As you may already know, most Atlaskit packages are written in TypeScript and ship with TypeScript declaration (d.ts
) files that provide type safety for Atlaskit components in your TypeScript applications.
TypeScript upgrades are not backward compatible, so we only support versions that are the same minor version (or greater) as the version we use to build Atlaskit components. Sometimes you can get away with being several versions behind if none of the TypeScript breaking changes affect declaration files or if no newer features are used in Atlaskit components, but we can’t provide that guarantee.
How does it impact me?
We’ve recently upgraded all of our packages to v3.9.6 of TypeScript and are now going to introduce a new TS feature that will break future upgrades for consumers using a version less than 3.8 moving forward.

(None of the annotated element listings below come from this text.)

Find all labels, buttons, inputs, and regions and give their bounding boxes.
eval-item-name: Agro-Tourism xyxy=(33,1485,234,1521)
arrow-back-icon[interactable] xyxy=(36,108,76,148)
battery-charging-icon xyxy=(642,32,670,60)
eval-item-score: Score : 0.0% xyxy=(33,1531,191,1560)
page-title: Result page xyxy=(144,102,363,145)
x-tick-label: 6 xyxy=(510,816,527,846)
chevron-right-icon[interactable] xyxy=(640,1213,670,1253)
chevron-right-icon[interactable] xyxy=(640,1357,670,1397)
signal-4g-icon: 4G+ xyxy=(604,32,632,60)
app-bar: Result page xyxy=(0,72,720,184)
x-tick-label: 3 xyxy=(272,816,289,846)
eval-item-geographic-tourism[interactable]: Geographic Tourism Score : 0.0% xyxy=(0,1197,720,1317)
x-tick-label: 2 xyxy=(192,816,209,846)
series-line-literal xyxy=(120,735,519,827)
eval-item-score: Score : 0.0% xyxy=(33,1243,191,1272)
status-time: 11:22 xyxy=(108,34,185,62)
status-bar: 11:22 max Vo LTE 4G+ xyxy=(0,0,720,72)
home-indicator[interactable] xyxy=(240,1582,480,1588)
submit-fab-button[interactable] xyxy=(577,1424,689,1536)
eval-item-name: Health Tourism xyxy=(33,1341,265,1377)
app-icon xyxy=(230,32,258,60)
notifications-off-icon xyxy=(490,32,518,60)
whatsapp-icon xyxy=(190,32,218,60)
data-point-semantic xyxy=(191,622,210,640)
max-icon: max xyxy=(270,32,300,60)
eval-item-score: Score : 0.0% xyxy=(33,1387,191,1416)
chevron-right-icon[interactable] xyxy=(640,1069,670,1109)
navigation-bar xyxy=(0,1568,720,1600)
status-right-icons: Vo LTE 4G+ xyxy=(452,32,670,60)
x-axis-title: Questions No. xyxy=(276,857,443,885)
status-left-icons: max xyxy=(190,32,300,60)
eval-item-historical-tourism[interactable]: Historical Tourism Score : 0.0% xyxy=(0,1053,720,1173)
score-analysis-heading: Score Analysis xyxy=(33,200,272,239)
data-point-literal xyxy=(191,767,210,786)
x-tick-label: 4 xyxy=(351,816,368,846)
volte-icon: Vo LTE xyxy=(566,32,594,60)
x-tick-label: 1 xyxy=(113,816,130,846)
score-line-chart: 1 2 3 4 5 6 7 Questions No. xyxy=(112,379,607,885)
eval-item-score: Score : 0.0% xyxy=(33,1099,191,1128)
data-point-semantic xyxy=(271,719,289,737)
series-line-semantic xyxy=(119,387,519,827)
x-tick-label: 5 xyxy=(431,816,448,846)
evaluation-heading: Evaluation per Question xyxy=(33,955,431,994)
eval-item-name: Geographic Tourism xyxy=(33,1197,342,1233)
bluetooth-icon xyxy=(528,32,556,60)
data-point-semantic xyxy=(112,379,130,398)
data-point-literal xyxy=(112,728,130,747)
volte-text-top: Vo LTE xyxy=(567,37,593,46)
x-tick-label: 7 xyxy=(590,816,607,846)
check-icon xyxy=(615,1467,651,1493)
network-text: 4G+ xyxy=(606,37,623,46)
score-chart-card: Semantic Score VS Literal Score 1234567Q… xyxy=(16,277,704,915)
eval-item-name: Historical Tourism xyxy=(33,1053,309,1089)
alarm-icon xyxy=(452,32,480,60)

You can check the TypeScript version that a particular package supports by searching its changelog for the last TypeScript upgrade changeset, or, as of this change, by looking at the TypeScript version in the devDependencies of package.json.
What do I need to do?
Consumers will need to upgrade to a more recent version of TypeScript. If upgrading TypeScript is not an option, you can use a paths mapping to map @atlaskit paths to an empty declaration file to ignore type-checking for those packages. This is also documented at https://atlaskit.atlassian.com/get-started.
In the future, we plan to upgrade on a quarterly cadence.